Companies should buy stocks through a single broker or broker on a day and hour of their purchases so that companies cannot trade in the last 10 to 30 minutes of the day (depending on the size of the business). business). They also cannot buy shares at prices lower than or equal to the highest independent offer, nor can they buy back more than 25% of the average daily trading volume of a share.
âA company can’t really commit insider trading,â Yermack said. “But theoretically, a company could be breaking market manipulation laws if they had a very shady buyout program in which they didn’t make public announcements and go beyond the rules, but I don’t think that’s happening.”
Since this 1980s rule came into effect, buybacks have skyrocketed. In 2018, they reached a record $ 806 billion. In 2015, Mary Jo White, then president of the SEC, acknowledged that the commission did not monitor redemptions.
We have seen other issues around buyouts, with company insiders taking advantage of announcements of sale stocks after news that pushed the price up.

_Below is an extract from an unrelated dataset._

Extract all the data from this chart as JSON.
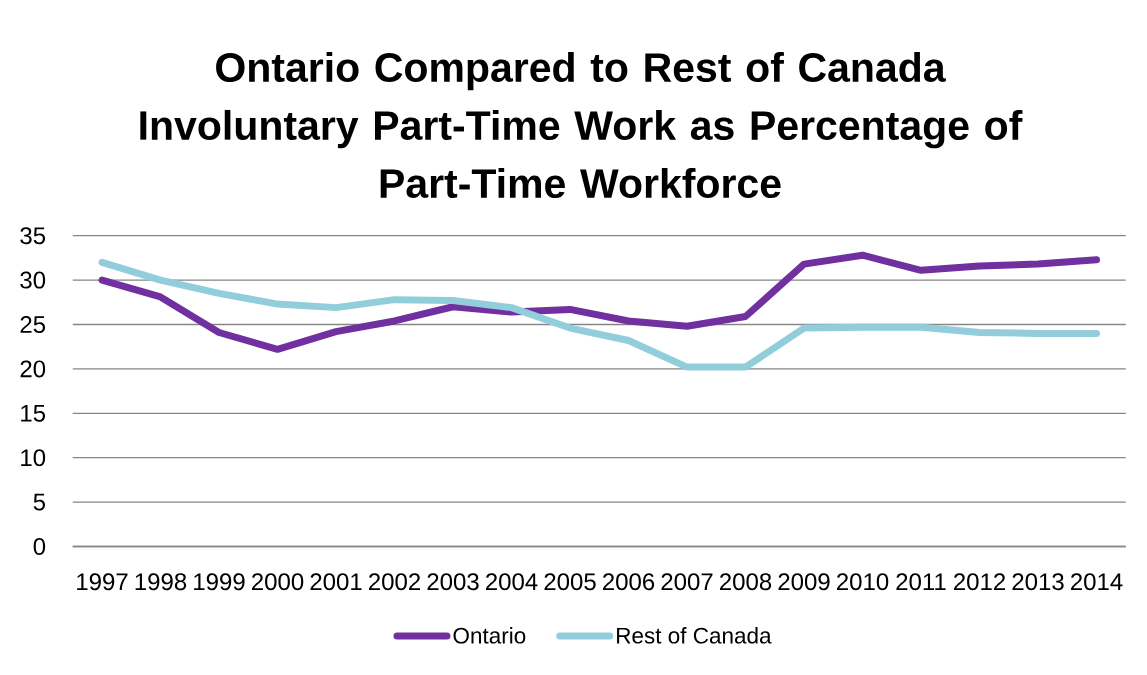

In 2017, video game maker Activision announced a billion dollar program to repurchase its shares, the Washington Post reported. The price rose as investors massively bought its shares. In response, Activision’s top executives ended up sell stocks valued at over $ 430 million. All perfectly legal.
âThe ability for company insiders to personally benefit from knowledge of buyout activity is an obvious problem. And that’s an obvious shortcoming, âsaid Lenore Palladino, assistant professor of economics and public policy at the University of Massachusetts at Amherst.
Palladino said company insiders should be prohibited from trading their own shares during buyback periods. If they are not restricted, they should disclose these transactions in real time.
She also argued that the SEC should, at the very least, collect data on daily buyout activity. Currently, companies are required to report monthly share buybacks on their Form 10-Q – a quarterly report.